Sidon, 869 BC
1 Kings 17:8-10
Elijah froze. His breaths burst in and out. His throat dried.
A man stepped forward by the rotting corpse. He pointed the arrow notched into his taut bowstring at Elijah’s throat.
Elijah slowed his breathing.
The man wore a turban and robe of dappled gray, the clothing of a farmer, cobbler, or grocer. Did the man pull weeds in the morning, rob travelers in the afternoon, and drink with friends in the evening?
“My, my. Aren’t we the tall lads, though? And such knobby knees.” His Hebrew carried the same thick accent as the Moloch priest in Jabesh.
He smirked. “Drop the bags and shed your rags.”
Elijah and Nathan set their packs on the ground and laid their robes on the packs. Elijah’s hands trembled. His knobby knees shook.
Oop-oop came from a nearby acacia tree. Elijah ignored the hoopoe’s elegant plumage and squinted at the bandit against the mid-afternoon sun.
“All of it, boys. Loin cloths too.”
Undress for strangers? A flush crept across Elijah’s cheeks.
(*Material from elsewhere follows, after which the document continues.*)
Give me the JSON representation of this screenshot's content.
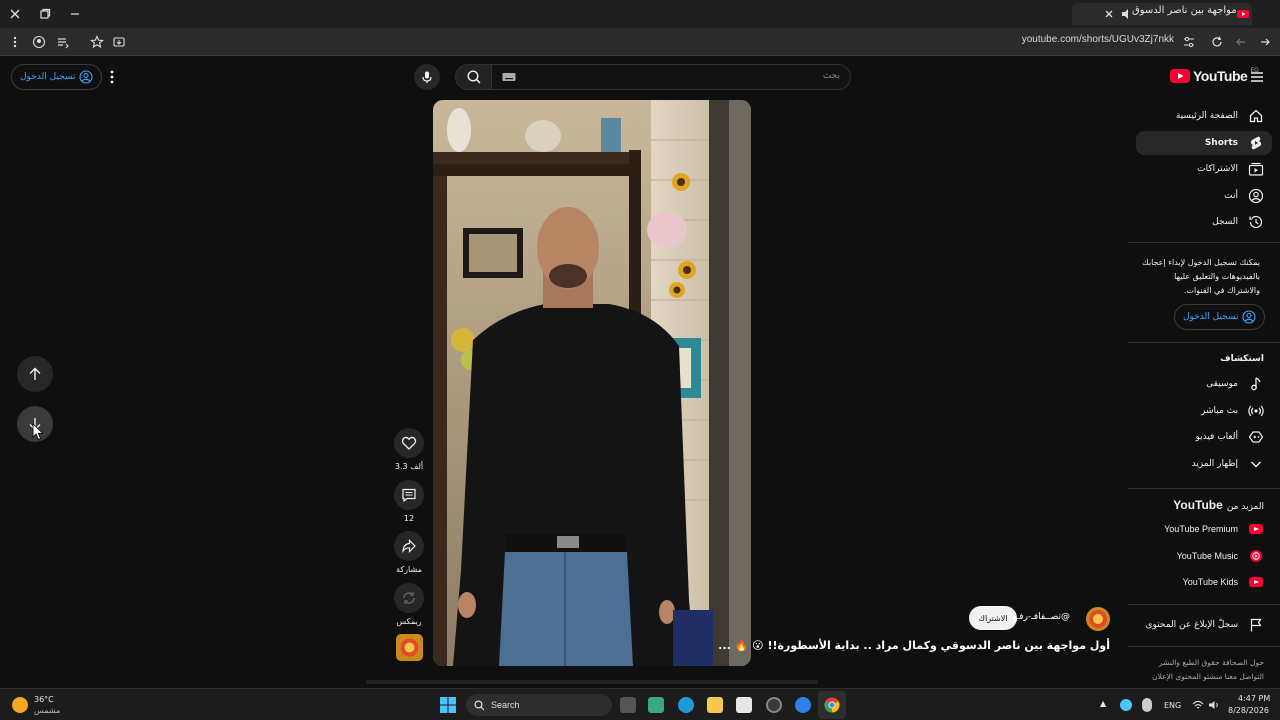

With jerky movements, he stripped. folded his tunic onto the robe and shivered as the fresh Mediterranean air touched his skin.
The man lifted his bow.
Elijah folded his loin cloth onto his tunic and glanced at his brother for a clue.
Nathan had always been stronger, quicker on his feet. Was he planning a move? Nathan’s face had paled. The tendons in his neck stood out. His mouth went slack, and his head shook a finger’s width once. No.
“Face down beside that fellow.” The Sidonian nodded at the decaying corpse. “And learn from his mistake. If he’d obeyed instructions, he’d be eating breakfast with his friends.”
A stench rose from the corpse.
Elijah knelt in a cloud of flies from maggots bubbling in a gash between the man’s ribs. Elijah gagged.
“Lie flat. Keep your hands in sight. You move, and the vultures get another one.”
Elijah rocked forward and stretched on the ground.
Beside him, Nathan took in heavy breaths and slid to his belly.
The Sidonian’s jeer came from overhead. “That’s right, my lads. Now don’t move. This bowstring is tight, and my fingers are nervous.”
Elijah’s heart raced.
When a slave trader’s knife had backed him up against a camel on the King’s Highway, Elijah had watched the slaver’s eyes for a signal to dodge the knife. But with this bandit behind him, he could only guess when this blade on a shaft might fly. He kept his breaths shallow. Expanding ribs might invite the bandit’s fingers to release the arrow into Elijah’s lung.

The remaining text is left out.